Reputation: 11827
I am trying to make spark write to HDFS by default. Currently, when I call saveAsTextFile on an RDD, it writes to my local filesystem. Specifically, if I do this:
rdd = sc.parallelize( [1,2,3,4,5] )
rdd.saveAsTextFile("/tmp/sample")
it will write to a file on my local file system called /tmp/sample. But, if I do
rdd = sc.parallelize( [1,2,3,4,5] )
rdd.saveAsTextFile("hdfs://localhost:9000/tmp/sample")
then it saves to the appropriate spot on my local hdfs instance.
Is there a way to configure or initialize spark such that
rdd.saveAsTextFile("/tmp/sample")
will save to HDFS by default?
To answer a commenter below, when I run
hdfs getconf -confKey fs.defaultFS
I see
17/11/28 09:47:18 WARN util.NativeCodeLoader: Unable to load native-hadoop library for your platform... using builtin-java classes where applicable
hdfs://localhost:9000
Upvotes: 3
Views: 4230
Reputation: 1961
There are different ways of running Spark. In my case I use two different ways, I have a Spark standalone installation and Spark on Yarn in a Cloudera cluster.

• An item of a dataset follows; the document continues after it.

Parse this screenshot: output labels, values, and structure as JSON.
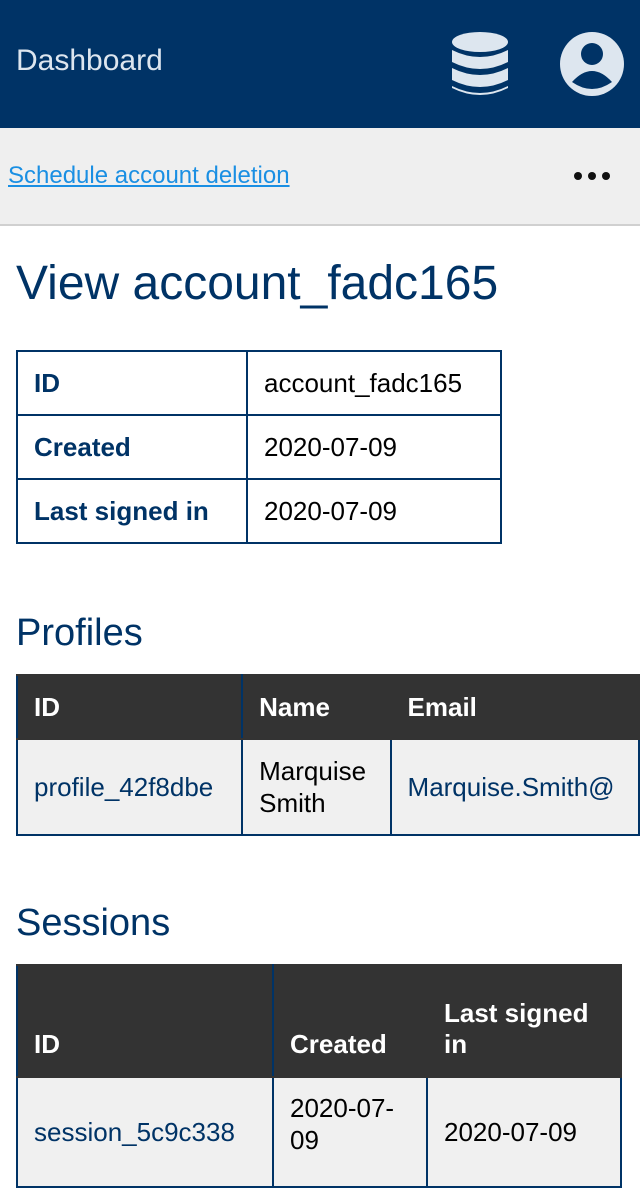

When I write in my Spark standalone by default it writes to the local filesystem, but when I do so in Spark on Yarn (it is 2.x) then HDFS is the default write location.
I know I am not answering your question of how to configure Spark to write by default in HDFS and you already figured it out, but I am telling you one way to deploy Spark where the default write location is HDFS.

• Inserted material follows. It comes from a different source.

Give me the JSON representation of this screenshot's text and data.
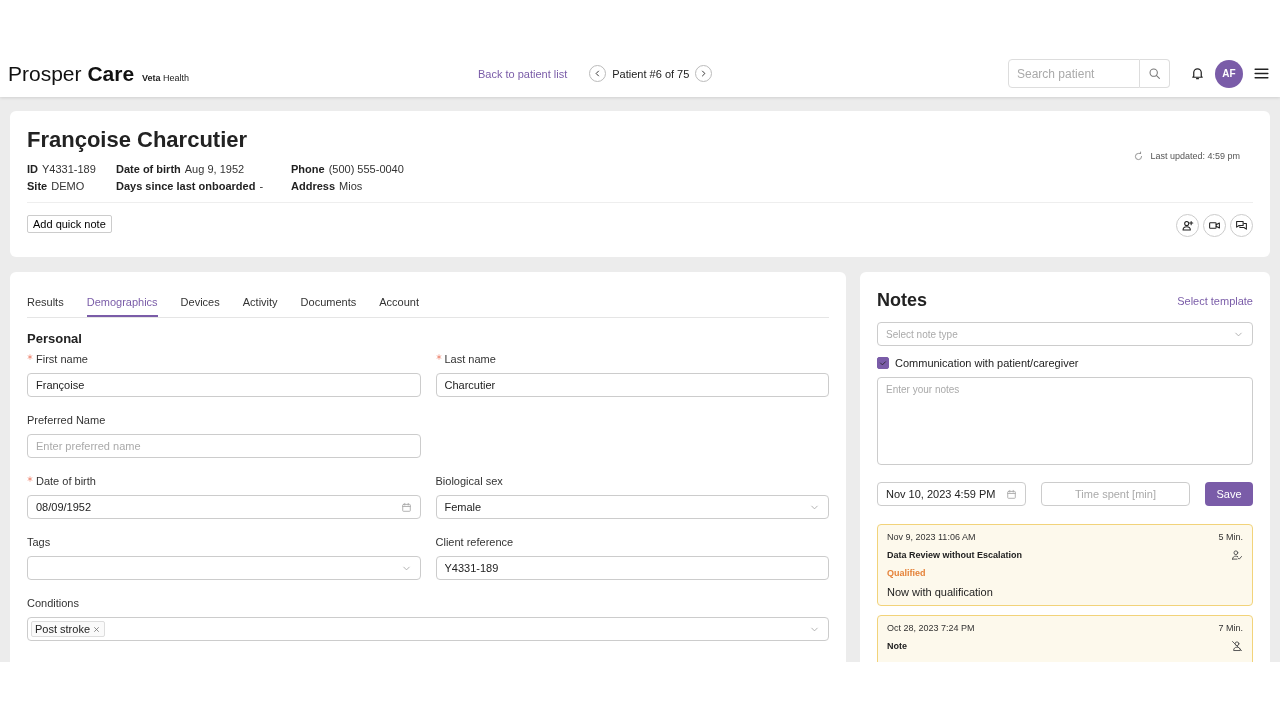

I also believe in the benefit of deploying Spark in a Cloudera cluster as you get many nice additions like Cloudera manager for monitoring your resources beyond what the Spark UI and History Server provide, including log aggregation, HUE to help interact with HDFS, Hive and more.
Upvotes: 1
Reputation: 11827
Finally figured this out:
export HADOOP_CONF_DIR="/opt/hadoop-2.9.0/etc/hadoop/"
( or whereveer hadoop actually is installed. ) This is documented here:
https://spark.apache.org/docs/latest/configuration.htmlThe "gotcha" turned out to be that HADOOP_CONF_DIR
had to be a fully resolved path, without a ~. For a long time, I had
export HADOOP_CONF_DIR="~/opt/hadoop-2.9.0/etc/hadoop"

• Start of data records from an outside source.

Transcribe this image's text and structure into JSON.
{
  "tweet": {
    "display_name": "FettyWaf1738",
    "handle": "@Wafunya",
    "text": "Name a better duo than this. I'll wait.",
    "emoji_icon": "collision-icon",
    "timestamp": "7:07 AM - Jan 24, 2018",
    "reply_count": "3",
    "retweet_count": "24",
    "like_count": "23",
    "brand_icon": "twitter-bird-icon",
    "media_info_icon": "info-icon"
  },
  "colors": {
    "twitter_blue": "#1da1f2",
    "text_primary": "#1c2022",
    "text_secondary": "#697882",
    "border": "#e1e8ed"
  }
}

and that seems to not work correctly. Changing to an absolute path fixed the problem.
Upvotes: 5
Reputation: 180
Short answer: no. The syntax of "/tmp/sample" points to your local filesystem by default. What the reason for not using rdd.saveAsTextFile("hdfs://localhost:9000/tmp/sample")
?
You could however store the path in a variable and broadcast it to the workers if necessary.
Upvotes: -2